Regression Analysis for Housing
Regression and machine learning are at the forefront of data science analysis. While not exactly new, these tools are extremely useful features that encompasses data manipulation for adaptation and prediction. Today, I wanted to share a project my team and I have been working on over the past couple of weeks.
We began this project by exploring a data set from King County housing in Washington. The data included 21 columns that highlighted key characteristics of each house and over +20,000 rows representing individual houses. While the data was quite extensive, we wanted to create a business idea that addressed existing issues around the world. That being said, the issue of low-income housing arose and thus began our project.
It was quickly identified that our dependent variable would be housing price and the other features would be our predictors. Before training a model, the data set had to be narrowed down in order to be used properly. Just by looking at the data, we had to remove outliers and redundant values. We took the approach of first minimizing the data to fit between 2 standard deviations from the mean (95% of the data). Doing some further exploration and helpful Python tools, there were many outliers in the predictor variables as well that had been removed using the .loc function, respectively.
To develop the most successful model, we took an iterative approach to help improve our model every step of the way.
Approach A: This was more of a baseline model and used the data cleaning that was performed above. We played around with a couple of predictors and performed a standard train-test split for our first vanilla model. Nothing special came from this model and certainly did not set a precedent but we managed to draw valuable insights for our future models and knew what steps to take. To put into perspective, our R2 value was around .10 with multiple predictors having p-values significantly greater than 0.05. Not exactly what we had been hoping for.
Approach B: Our second approach was more procedural. Starting with looking at data distributions looking for normality and satisfying linearity. This helped us clearly define predictor features and what we wanted to include in our model. Further, we discovered a heat map that could reveal collinear features and which ones should not be included together in the model. To address our problem, we examined some simple data statistics such as measures of central tendency, standard deviation and quantile ranges; responsibly narrowed our data set into lower priced houses starting from $154,000–$315,000. We also decided that it would be effective to create dummy variables for categorical features and noting the impact of specific columns.

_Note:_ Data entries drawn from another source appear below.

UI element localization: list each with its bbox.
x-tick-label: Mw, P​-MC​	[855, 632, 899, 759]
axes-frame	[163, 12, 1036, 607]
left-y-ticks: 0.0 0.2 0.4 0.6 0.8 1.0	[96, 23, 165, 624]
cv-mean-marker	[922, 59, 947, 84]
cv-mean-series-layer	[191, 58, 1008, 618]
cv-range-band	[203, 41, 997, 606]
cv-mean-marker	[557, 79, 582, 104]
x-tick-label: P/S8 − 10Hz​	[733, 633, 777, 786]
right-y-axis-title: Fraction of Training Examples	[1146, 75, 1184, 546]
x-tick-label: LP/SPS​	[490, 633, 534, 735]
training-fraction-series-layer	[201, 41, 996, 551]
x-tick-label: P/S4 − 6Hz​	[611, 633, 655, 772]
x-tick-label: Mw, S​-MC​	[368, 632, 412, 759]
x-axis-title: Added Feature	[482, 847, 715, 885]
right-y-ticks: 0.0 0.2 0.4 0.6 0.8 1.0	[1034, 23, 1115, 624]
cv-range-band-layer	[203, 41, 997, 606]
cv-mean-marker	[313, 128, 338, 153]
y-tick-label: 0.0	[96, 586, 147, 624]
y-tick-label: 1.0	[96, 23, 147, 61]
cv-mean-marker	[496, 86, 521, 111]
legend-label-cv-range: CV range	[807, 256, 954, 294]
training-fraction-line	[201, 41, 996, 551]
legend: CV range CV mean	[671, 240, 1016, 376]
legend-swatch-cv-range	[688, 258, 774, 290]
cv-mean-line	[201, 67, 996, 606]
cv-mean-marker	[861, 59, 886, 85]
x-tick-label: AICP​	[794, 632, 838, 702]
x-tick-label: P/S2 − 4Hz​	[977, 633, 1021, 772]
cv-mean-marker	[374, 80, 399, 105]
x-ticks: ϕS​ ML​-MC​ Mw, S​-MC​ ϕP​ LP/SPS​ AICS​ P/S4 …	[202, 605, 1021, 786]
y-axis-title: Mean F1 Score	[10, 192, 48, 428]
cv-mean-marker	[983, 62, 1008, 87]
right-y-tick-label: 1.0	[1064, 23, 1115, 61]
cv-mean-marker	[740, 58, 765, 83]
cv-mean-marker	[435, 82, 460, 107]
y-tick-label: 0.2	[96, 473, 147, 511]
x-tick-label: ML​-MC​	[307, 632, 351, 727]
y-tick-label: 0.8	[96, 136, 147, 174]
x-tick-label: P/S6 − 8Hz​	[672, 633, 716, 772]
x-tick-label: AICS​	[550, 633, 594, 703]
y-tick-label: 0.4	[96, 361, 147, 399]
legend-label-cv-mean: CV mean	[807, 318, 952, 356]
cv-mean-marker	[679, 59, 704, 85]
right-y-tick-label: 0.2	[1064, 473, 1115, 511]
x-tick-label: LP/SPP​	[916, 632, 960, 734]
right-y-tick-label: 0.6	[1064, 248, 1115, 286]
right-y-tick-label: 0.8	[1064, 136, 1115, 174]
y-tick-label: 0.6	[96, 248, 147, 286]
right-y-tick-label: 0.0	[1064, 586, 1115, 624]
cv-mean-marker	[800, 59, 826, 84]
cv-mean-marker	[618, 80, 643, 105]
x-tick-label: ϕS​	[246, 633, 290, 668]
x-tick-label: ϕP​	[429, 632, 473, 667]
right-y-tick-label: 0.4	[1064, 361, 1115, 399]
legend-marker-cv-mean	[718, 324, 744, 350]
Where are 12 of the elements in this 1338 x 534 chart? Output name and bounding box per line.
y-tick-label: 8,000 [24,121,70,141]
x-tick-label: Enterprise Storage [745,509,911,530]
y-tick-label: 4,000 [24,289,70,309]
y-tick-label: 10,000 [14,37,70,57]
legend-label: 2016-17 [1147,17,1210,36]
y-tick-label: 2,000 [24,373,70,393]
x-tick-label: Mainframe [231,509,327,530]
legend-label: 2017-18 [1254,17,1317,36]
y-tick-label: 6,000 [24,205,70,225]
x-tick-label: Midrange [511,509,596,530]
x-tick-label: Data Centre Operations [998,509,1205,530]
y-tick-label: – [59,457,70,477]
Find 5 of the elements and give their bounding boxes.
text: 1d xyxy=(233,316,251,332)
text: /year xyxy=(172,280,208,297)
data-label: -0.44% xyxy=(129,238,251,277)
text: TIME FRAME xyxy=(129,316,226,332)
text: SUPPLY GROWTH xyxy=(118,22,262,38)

The model improved but not at all to our delight. Amounting an R2 of .18 we knew there was something we could rethink. Of course, we examined the residuals to fulfill linear regression assumptions: homoscedastic and relatively normal residuals(QQ plots).
Approach C: There were still some options that we knew we could try to help improve our model performance. Before that, looking at the median prices of houses, we broadened our target interval to $134,000 — $435,000 based on the median.
Then we began to expand our options: log transform and scale some of our predictors. While some distributions were not normal, we knew if we log transformed some distributions, there was potential for model improvement. Furthermore, some predictors such as the square feet features (sqft_living, sqft_lot, sqft_basement, etc.) were on a completely different scale compared to our other features so we concluded that that may have a lasting effect. Hence, our min/max scaling for those features (making the values from 0–1). Double checking our assumptions we ran another model.
Similar results with an R2 hovering around .20, even removing the insignificant features with positive coefficients.
Approach D: This was our final approach and we did some broader brainstorming. Closely examining each feature, we decided to incorporate all of them and eliminate insignificant predictors. To our surprise, the location, specifically latitude had a large impact on the model. We wanted to inspect this visually and created a scatterplot map of the entire King County and represented it quite accurately.
It was clear that houses located on larger lines of latitude were more expensive and descending meant the houses were cheaper. So, incorporating the latitude was important. For organized the latitudes into unique ranges to create dummy variables and understand the p-values a bit better. Some ranges seemed to be more significant than others and therefore implemented into our model. Similarly, the years the houses were built also played a role in enhancing our model. As done with the latitude, ranges were created for the years built as well and filtering out some older houses using .loc. Dummy variables were also created for the year built ranges. Keep in mind we removed the previous dummy variables in Approach B as they seem to have no effect on our results.
With our final data frame ready. We modeled our train set and produced an R2 of .52. Which was way larger than what we had before and could be interpreted as our model accounting for 52% of the variance in housing prices.
I wanted to do further inference looking at the regression cost-function. Running cross validation (with 8 folds or iterations) and comparing the root mean squared errors from the model and the mean of the cross validation, both nearing $49,000.
So, to predict the value of a house with specified values for each predictor, the value would be accurate to an extent error of +/- $49,000.
From previous results this RMSE was improved as it was minimized in this final model. While typical regression coefficients produce higher R2, it was evident that a linear regression was not the best model for our data set and other ML models could be incorporated.
In the future, I hope perform more regression analysis to demonstrate my understanding of this prominent Machine Learning algorithm.